Duus Museum - Cultural Center
Duus Museum is the Art and Cultural Center of Reykjanesbær where you can experience diverse exhibitions and cultural activities all year round. The museum houses exhibition halls for the Art Museum of Reykjanesbær and Heritage Museum of Reykjanesbær which offer new and exciting exhibitions throughout the year. The Reykjanes Maritime Center displays a collection of over 100 model boats built by the skipper Grímur Karlsson. A Tourist Information and Reykjanes Geopark Visitor Center are also located in the museum. We are open every day from 12:00 – 17:00.  
Aurora Basecamp
Aurora Basecamp is a one-of-a-kind facility, offering guests the chance to experience a real-time, indoor simulation of the Northern Lights, in a warm and relaxing environment.
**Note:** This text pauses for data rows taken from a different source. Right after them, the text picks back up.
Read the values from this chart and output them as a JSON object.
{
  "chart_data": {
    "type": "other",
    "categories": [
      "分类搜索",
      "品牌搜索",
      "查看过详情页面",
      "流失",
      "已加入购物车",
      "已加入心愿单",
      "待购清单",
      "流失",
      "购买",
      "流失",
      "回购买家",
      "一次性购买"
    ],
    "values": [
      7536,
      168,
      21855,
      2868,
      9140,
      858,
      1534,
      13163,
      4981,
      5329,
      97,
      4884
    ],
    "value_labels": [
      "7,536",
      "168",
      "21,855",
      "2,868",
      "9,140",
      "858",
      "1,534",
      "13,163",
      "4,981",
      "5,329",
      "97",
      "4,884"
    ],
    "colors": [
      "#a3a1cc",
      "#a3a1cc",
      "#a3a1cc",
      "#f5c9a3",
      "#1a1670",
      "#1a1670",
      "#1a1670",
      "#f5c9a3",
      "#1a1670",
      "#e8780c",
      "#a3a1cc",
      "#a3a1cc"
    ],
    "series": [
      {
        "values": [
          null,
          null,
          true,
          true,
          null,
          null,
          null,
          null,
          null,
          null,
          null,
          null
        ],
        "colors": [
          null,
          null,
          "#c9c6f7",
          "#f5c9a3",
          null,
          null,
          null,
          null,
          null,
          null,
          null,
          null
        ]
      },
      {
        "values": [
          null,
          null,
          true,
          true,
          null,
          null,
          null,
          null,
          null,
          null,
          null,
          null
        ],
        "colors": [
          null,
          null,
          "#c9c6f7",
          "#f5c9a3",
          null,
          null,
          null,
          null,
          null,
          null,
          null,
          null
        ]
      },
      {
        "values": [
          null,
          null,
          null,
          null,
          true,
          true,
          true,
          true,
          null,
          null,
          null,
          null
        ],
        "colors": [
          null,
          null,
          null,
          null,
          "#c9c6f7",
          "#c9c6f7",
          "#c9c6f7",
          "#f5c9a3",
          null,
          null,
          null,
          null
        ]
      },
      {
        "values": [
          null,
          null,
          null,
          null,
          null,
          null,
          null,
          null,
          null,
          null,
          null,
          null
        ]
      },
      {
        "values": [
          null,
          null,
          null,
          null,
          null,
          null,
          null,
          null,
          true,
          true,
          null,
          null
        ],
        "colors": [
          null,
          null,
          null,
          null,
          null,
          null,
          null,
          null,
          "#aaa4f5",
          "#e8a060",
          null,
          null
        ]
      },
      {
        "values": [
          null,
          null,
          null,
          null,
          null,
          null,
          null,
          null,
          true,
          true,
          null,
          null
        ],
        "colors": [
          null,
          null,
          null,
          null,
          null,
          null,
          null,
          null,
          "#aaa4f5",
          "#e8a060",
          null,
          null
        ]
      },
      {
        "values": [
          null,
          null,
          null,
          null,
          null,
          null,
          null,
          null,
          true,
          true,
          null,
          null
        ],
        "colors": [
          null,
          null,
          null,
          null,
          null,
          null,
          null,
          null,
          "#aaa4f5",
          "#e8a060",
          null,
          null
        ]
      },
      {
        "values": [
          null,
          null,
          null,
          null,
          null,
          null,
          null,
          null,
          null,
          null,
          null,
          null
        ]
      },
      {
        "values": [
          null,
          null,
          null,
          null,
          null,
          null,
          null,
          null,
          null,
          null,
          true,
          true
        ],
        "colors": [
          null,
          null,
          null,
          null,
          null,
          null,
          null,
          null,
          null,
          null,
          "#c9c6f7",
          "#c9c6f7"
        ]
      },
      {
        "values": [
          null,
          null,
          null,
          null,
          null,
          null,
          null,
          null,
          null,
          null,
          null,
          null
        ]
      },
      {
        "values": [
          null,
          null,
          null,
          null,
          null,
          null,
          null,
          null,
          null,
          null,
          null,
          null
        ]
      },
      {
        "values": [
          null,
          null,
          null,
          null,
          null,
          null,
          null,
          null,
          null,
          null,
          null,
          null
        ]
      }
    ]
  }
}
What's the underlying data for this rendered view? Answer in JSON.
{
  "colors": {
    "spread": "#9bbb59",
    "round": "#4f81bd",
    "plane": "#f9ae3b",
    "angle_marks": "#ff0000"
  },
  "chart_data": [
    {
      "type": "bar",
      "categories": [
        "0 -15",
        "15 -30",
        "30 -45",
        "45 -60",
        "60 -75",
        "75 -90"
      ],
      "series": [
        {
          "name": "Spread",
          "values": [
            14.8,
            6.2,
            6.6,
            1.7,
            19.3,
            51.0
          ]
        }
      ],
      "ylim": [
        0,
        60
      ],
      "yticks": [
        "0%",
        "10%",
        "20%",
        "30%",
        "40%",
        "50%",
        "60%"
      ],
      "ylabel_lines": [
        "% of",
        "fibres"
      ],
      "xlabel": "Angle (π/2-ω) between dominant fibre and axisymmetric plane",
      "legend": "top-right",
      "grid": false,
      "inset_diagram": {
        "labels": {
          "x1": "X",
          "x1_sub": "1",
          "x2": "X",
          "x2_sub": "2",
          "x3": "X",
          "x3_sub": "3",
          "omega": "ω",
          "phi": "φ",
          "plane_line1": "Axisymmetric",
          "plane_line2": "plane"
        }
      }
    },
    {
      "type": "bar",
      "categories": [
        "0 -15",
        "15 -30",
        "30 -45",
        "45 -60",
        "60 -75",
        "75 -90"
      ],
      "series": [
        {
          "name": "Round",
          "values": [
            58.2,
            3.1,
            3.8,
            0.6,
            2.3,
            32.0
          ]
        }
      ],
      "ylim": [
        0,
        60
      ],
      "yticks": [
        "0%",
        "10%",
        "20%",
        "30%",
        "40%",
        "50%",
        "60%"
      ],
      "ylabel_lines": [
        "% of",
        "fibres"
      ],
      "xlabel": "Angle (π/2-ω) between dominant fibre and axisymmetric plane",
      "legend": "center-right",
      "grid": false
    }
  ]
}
From there, our expert guides lead you out into the Icelandic night, and if the conditions are right you’ll get breathtaking views and photos of the real thing! Located just 20 minutes from Reykjavik, Aurora Basecamp provides a comfortable and inviting setting for the perfect Northern Lights experience.
Southwest Iceland Nature Research Centre
Southwest Iceland Nature Research Centre is a regional institute of natural research and is based in Sandgerði. It was established in the year 2000 and is one of eight regional Nature Centres in Iceland. The institutes main focus is on ecology of marine invertebrates, exotic species in Icelandic waters, avian studies, and shoreline monitoring. The centre is also involved in various teaching programs for all educational levels. Southwest Iceland Nature Research Centre shares research facilities and housing with The Sudurnes Science and Learning Center and The University of Iceland‘s Research Centre in Sudurnes and are many of the researches done in collaboration between the institutes.